Elle est mise en vente parce que je la vends pour aller à la Coupe du monde », explique-t-il au tabloïd britannique The Mirror. « Nous avons eu cette résidence secondaire pendant 27 ans, donc cela semblait être le bon moment pour encaisser. Je veux absolument voir tout le tournoi. »Andy Milne partira aux États-Unis le 3 juin pour un séjour de sept semaines.
Il assistera au premier match de l’Angleterre contre la Croatie à Dallas le 17 juin, puis suivra les rencontres contre le Ghana à Foxborough le 23 juin et le Panama dans le New Jersey le 27 juin.
Entre les déplacements entre les trois pays hôtes et le coût des billets, Milne prévoit une dépense conséquente. La maison qu’il met en vente est estimée à 350 000 livres (465 000 dollars).

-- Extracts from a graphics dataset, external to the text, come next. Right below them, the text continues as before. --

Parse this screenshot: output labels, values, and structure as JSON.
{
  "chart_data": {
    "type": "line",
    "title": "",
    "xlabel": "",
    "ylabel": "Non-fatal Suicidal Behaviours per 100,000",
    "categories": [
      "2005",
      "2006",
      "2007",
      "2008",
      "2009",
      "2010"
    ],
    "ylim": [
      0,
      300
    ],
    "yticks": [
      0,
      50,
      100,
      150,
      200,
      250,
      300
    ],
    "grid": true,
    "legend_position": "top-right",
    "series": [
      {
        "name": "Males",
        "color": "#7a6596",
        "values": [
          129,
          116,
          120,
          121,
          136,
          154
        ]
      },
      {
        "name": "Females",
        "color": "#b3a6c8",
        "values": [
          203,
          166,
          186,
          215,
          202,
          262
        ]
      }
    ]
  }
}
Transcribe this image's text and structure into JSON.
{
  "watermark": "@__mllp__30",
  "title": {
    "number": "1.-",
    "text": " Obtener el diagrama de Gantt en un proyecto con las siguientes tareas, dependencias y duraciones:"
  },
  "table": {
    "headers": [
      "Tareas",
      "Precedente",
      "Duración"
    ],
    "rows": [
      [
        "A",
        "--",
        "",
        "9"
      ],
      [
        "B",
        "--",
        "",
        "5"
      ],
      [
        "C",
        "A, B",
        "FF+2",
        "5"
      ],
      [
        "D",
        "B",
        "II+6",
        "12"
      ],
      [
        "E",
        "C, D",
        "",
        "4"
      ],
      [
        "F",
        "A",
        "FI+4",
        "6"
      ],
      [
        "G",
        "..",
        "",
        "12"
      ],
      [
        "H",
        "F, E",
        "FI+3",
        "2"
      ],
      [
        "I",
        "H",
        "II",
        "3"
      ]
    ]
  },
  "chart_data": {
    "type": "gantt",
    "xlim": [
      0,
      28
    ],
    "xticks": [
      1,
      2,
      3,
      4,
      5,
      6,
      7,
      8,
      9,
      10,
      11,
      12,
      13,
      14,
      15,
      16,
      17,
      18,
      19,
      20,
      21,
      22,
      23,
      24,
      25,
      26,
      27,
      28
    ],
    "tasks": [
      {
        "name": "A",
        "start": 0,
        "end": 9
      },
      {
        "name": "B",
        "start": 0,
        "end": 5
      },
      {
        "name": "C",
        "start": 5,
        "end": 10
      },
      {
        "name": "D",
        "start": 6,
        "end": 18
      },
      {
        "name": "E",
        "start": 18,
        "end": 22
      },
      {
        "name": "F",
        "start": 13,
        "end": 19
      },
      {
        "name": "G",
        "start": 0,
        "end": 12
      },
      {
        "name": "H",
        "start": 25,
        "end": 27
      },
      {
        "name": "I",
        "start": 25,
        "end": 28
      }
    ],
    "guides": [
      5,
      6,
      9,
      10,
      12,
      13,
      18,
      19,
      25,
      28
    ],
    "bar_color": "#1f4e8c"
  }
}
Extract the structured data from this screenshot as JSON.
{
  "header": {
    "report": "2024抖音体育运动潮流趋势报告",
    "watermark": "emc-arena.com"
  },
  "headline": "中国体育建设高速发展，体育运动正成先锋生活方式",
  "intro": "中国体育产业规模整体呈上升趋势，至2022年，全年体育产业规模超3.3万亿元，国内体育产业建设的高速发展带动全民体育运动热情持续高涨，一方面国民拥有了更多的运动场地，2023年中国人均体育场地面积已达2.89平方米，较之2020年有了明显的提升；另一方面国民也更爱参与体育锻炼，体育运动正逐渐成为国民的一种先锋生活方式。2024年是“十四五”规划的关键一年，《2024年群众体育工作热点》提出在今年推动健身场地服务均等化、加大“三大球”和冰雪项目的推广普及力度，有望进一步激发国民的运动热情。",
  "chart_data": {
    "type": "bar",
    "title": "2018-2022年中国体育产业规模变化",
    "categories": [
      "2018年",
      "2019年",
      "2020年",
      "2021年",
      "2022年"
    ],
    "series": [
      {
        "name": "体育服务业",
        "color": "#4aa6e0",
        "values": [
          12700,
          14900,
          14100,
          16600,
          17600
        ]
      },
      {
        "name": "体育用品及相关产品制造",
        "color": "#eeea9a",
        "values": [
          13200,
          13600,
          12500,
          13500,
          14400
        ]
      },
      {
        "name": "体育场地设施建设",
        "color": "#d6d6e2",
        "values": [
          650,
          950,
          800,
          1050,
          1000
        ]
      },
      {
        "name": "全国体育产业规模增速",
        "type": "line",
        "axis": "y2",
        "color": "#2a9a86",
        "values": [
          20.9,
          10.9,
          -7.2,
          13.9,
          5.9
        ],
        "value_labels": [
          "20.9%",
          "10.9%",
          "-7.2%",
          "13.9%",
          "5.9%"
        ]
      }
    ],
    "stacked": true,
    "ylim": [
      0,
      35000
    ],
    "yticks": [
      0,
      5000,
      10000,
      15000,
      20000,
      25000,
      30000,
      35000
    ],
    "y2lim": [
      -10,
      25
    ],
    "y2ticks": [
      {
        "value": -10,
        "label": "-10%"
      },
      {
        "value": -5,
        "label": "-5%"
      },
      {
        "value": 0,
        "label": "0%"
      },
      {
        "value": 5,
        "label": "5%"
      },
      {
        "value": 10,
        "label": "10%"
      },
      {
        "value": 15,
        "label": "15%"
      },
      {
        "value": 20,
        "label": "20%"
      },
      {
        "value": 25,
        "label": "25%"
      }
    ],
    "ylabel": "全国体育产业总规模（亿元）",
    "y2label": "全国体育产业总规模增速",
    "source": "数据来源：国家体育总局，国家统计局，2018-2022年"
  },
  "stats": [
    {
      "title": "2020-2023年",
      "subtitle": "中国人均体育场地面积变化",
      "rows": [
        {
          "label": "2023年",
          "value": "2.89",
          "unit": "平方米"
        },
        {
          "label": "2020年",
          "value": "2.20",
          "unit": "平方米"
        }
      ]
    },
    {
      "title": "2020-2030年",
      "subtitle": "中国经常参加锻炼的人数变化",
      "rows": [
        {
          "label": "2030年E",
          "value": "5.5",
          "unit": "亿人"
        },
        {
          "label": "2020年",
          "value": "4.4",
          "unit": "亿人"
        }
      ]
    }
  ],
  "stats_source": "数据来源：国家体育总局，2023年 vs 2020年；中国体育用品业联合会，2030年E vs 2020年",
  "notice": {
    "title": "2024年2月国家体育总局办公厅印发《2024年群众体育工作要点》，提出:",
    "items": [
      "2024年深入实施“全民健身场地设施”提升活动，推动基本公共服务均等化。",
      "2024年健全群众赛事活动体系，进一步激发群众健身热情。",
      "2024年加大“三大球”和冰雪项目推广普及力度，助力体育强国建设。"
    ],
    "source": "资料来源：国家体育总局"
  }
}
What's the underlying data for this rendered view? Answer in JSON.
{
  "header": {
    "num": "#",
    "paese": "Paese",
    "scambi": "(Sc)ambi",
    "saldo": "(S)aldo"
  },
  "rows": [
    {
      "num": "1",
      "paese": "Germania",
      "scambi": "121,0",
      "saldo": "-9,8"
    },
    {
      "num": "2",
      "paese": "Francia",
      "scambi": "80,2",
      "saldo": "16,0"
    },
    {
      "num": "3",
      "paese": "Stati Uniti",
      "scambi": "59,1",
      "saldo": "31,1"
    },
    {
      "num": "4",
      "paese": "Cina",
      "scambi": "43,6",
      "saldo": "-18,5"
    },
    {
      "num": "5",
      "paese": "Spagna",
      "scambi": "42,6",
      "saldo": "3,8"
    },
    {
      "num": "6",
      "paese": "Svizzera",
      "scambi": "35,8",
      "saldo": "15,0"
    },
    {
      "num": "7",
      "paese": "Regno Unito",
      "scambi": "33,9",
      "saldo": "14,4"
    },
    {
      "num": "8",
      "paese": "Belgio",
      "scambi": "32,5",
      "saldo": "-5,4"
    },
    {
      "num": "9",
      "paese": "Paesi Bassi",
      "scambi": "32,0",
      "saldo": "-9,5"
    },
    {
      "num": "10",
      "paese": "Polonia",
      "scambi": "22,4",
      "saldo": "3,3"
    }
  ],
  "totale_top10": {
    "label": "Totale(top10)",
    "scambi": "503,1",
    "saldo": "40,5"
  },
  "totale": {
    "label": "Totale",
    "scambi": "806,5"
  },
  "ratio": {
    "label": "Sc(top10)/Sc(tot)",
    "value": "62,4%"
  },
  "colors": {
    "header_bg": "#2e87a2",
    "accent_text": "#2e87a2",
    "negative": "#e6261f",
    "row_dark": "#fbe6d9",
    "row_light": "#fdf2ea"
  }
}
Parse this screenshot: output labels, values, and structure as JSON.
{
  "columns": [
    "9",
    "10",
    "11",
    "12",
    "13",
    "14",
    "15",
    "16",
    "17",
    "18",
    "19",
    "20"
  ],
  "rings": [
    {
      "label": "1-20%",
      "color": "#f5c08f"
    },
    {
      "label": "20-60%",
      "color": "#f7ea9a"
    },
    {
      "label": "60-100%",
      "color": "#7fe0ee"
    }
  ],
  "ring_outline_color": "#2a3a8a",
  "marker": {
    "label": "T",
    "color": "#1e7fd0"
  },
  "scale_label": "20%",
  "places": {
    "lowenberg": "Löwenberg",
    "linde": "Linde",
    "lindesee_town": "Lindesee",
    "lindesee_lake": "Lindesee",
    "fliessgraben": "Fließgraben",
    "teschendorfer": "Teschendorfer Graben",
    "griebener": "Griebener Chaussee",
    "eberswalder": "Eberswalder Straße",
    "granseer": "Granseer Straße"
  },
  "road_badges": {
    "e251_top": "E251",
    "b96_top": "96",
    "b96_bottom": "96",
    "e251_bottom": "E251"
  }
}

Les supporters anglais et internationaux ont également critiqué la stratégie tarifaire de la FIFA. Les billets pour la Coupe du monde 2026 ont été mis en vente au grand public avec des prix allant de 140 dollars pour les matchs de groupe les moins chers jusqu’à 8 680 dollars pour la finale. Face aux critiques, la FIFA a proposé certains billets à 60 dollars, mais la controverse persiste.
Pour Andy Milne, pas question de se laisser freiner par ces coûts : sa passion pour le football dépasse tout. Vendre sa maison pour suivre son équipe favorite aux quatre coins de l’Amérique du Nord, c’est sa manière de vivre pleinement la Coupe du monde.